Pacific Coastal & Marine Science Center
Monterey Bay Studies
|Monterey Bay National Marine Sanctuary Project, 1999
Early 20th Century Record of Microscopic Organisms (Foraminifers) in Monterey Bay, Californiaby Mary McGann
In 1930-31, E. Wayne Galliher of Stanford University collected bottom samples from Monterey Bay, California in order to describe the nature and geographic distribution of the sediments in the region. Recently, archived assemblage slides of the microscopic organisms (benthic and planktic foraminifers) obtained from these sediment samples were located and the benthic species analyzed for faunal composition. Although no information is available regarding the method by which the foraminifers were extracted from his samples, it appears that they were picked in relative proportion to their total occurrence in the samples. If true, their abundances can be compared to those of foraminifers from sediment samples recovered by the USGS from the shelf of Monterey Bay over 60 years later (1995 and 1997). The foraminifers of Galliher's 1930s samples fall into five groups, or biofacies: nearshore, mid-shelf, outer shelf, and two from the southern portion of the shelf from Fort Ord to Pt. Pinos. All of the assemblages are dominated by specimens with calcareous shells.
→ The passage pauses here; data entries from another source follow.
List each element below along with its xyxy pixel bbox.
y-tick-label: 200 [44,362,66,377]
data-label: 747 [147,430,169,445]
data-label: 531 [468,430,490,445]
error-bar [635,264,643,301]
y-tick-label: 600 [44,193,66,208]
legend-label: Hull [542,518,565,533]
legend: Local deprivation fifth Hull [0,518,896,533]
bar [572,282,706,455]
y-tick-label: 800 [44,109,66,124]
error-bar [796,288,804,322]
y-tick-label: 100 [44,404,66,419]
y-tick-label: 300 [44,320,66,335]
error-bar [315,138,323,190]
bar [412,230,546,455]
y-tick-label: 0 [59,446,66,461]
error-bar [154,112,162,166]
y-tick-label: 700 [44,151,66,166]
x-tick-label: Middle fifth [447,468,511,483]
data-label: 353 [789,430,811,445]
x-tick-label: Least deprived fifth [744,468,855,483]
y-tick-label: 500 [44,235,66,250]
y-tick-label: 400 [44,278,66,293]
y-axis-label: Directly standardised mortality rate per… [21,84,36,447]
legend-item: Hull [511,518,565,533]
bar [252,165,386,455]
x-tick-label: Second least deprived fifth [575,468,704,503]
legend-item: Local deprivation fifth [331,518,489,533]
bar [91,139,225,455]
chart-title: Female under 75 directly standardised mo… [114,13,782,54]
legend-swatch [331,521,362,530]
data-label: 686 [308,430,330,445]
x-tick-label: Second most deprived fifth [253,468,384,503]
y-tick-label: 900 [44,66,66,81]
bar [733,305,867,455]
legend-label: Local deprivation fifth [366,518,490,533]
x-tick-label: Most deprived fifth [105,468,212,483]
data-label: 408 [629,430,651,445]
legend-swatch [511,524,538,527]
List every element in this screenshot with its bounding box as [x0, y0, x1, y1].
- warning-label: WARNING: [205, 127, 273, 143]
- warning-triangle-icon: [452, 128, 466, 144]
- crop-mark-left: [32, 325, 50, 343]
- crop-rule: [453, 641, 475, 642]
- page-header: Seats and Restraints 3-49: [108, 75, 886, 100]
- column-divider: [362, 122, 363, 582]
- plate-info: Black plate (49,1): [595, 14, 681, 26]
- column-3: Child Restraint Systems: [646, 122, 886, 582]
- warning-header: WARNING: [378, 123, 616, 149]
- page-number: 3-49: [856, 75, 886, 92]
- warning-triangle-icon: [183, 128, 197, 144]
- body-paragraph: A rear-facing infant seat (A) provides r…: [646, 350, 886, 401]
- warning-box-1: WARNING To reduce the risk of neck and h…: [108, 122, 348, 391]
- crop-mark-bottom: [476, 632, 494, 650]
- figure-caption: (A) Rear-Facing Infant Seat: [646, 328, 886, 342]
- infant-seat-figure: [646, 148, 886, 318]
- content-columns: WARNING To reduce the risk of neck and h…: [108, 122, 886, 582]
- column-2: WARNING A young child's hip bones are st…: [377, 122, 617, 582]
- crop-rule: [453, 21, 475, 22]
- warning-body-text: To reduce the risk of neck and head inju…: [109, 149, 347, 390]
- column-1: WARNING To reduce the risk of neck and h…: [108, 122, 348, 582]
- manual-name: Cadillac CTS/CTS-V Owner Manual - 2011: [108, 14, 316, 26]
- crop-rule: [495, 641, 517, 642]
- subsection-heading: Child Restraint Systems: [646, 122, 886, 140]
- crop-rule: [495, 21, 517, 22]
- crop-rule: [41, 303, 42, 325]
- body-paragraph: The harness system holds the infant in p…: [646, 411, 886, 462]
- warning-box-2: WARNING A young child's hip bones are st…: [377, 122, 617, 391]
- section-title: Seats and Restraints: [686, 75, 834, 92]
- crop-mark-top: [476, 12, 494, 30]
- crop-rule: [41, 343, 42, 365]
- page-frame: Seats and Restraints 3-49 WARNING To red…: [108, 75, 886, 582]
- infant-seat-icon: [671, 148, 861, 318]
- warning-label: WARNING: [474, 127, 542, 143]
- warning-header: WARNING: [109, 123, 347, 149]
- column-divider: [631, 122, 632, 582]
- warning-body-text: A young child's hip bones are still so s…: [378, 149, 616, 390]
In contrast, five out of seven of the foraminiferal assemblages from the late 1990s samples are dominated by arenaceous shells composed of sand and mineral grains. It is possible that these arenaceous specimens were not included in the 1930s data set simply because they were not picked or because they were not even recognized as foraminifers. Considering this omission, it is surprising that the geographic distribution of the seven biofacies defined by the 1990s data is in general agreement with that of the 1930s, although it is somewhat more complex.
This abstract is from Monterey Bay National Marine Sanctuary Symposium, Sanctuary Currents '99, Climate Change and the Sanctuary, Poster Session, 1999.